Travis Benjamin, talking almost recklessly to the media on Monday, let it out that Manziel sometimes has trouble with the terminology used to call the team’s plays and that the receivers have to correct him in the huddle.  Then there was the recent incident.  Forget every particular save one.  It occurred at 2:30 a.m. on a Saturday, about 34 ½ hours before kickoff.  It isn’t just that nothing good ever happens at 2:30 a.m. on a weekend night.  It’s also that nothing good ever happens at 2:30 a.m. on a weekend night before a game for a player with aspirations to be the team’s leader.
I’m not saying that Manziel should have been back in his apartment studying the playbook, whatever merit that has for a guy that can’t remember the terminology.  I am saying that at the very least he should be home sleeping or at least home.  It does matter what people think, including Manziel’s teammates and right now, this late in the season, Manziel hasn’t seemed to learn a god damn thing about perception, reality and responsibility after the 28 missteps he’s taken just since signing with the Browns.
My real sense is that while Farmer and Pettine do want to see exactly what they have in Manziel because of the impact on whether to sign Hoyer, it has less to do with whether to re-sign Hoyer than it does with whetherr to move Manziel in the offseason. But the process to figuring that out is very public and what the Browns see will be seen by every other team that might otherwise be willing to part with draft picks to grab Manziel.
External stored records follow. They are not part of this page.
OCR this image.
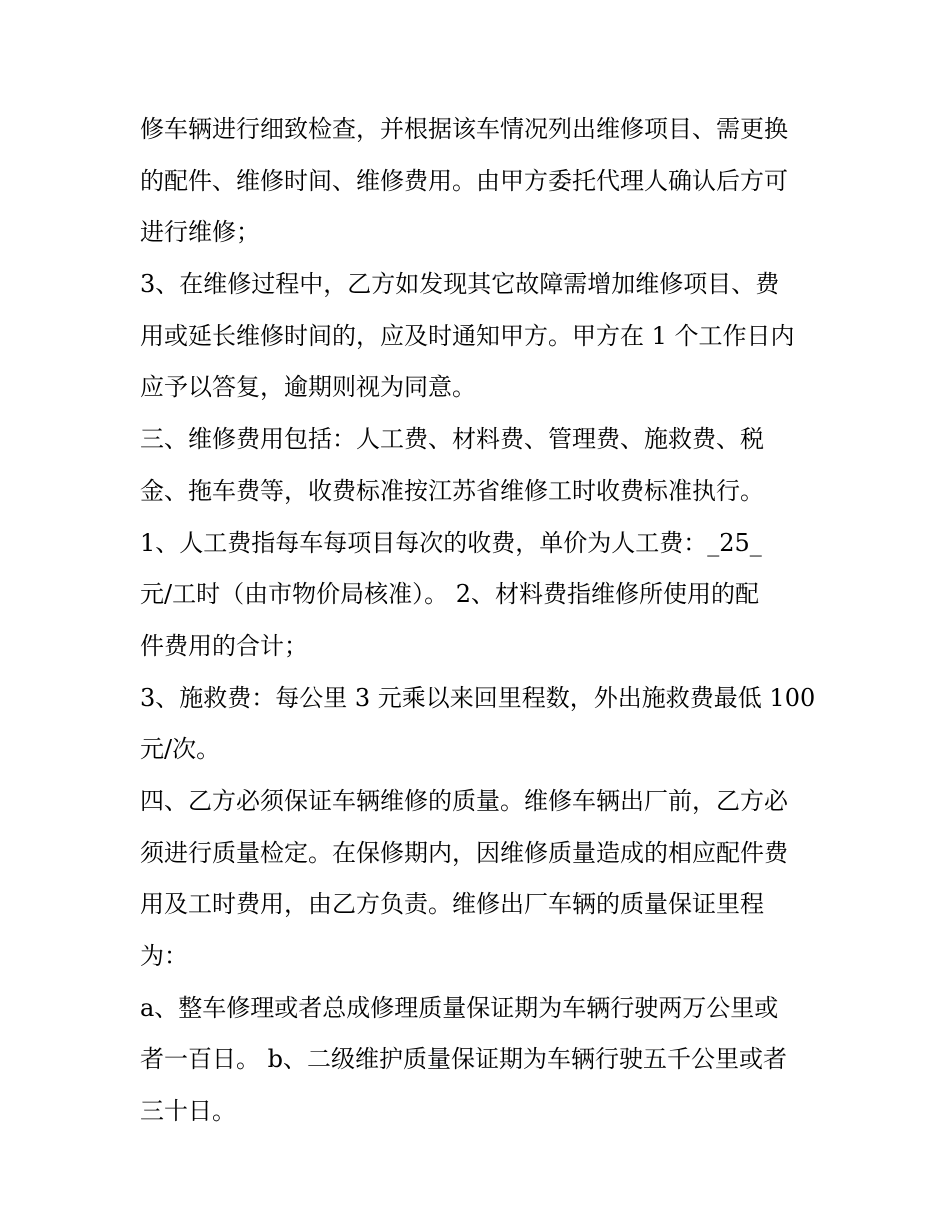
修车辆进行细致检查，并根据该车情况列出维修项目、需更换

的配件、维修时间、维修费用。由甲方委托代理人确认后方可

进行维修；

3、在维修过程中，乙方如发现其它故障需增加维修项目、费

用或延长维修时间的，应及时通知甲方。甲方在 1 个工作日内

应予以答复，逾期则视为同意。

三、维修费用包括：人工费、材料费、管理费、施救费、税

金、拖车费等，收费标准按江苏省维修工时收费标准执行。

1、人工费指每车每项目每次的收费，单价为人工费：_25_

元/工时（由市物价局核准）。 2、材料费指维修所使用的配

件费用的合计；

3、施救费：每公里 3 元乘以来回里程数，外出施救费最低 100

元/次。

四、乙方必须保证车辆维修的质量。维修车辆出厂前，乙方必

须进行质量检定。在保修期内，因维修质量造成的相应配件费

用及工时费用，由乙方负责。维修出厂车辆的质量保证里程

为：

a、整车修理或者总成修理质量保证期为车辆行驶两万公里或

者一百日。 b、二级维护质量保证期为车辆行驶五千公里或者

三十日。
The risk then, the most likely reason really why Farmer and Pettine haven’t already named Manziel their starter for this week at least is that they are plussing and minusing the risk that Manziel will blow it and the ramifications that flow from that.  In other words, it would surprise exactly no one if Farmer in particular and perhaps Pettine are starting to get a more intimate understanding of why Manziel’s draft status dropped so precipitously in the first place.  That being the case, it makes some perverse sense to keep alive the mystique of Johnny Football than reveal that wannabe king is wearing no jock.
While I find this all so intriguing and fun, I’m more fascinated by the simple twists and turns of a franchise that treats success as the worst thing to happen since failure. 
By many measures this season has already been a success. Even if the team doesn’t win another game it still will have more victories than in all but 3 of the last 15 seasons.  They seem to have found a serviceable head coach in Pettine.  His mistakes tend to be of the rookie coach variety but his approach seems sound.  They have a top notch receiver and some nice complements around him.  Heck, Hoyer has played well in more games than almost any other Cleveland quarterback in the last 15 years.  The offensive line, at least with Alex Mack, was playing well.  The linebackers are having a good year.  In short, there’s reason for real down the road optimism, save perhaps for the long term prospects of Hoyer.
But this wouldn’t be Cleveland and it wouldn’t be the Browns if in the midst of it all some controversy didn’t develop.  In that sense the Johnny vs. Brian storyline in the midst of a playoff run is a healthy return to the team’s ignominious roots. It’s just that for all the progress made why does it still seem like the team is standing still?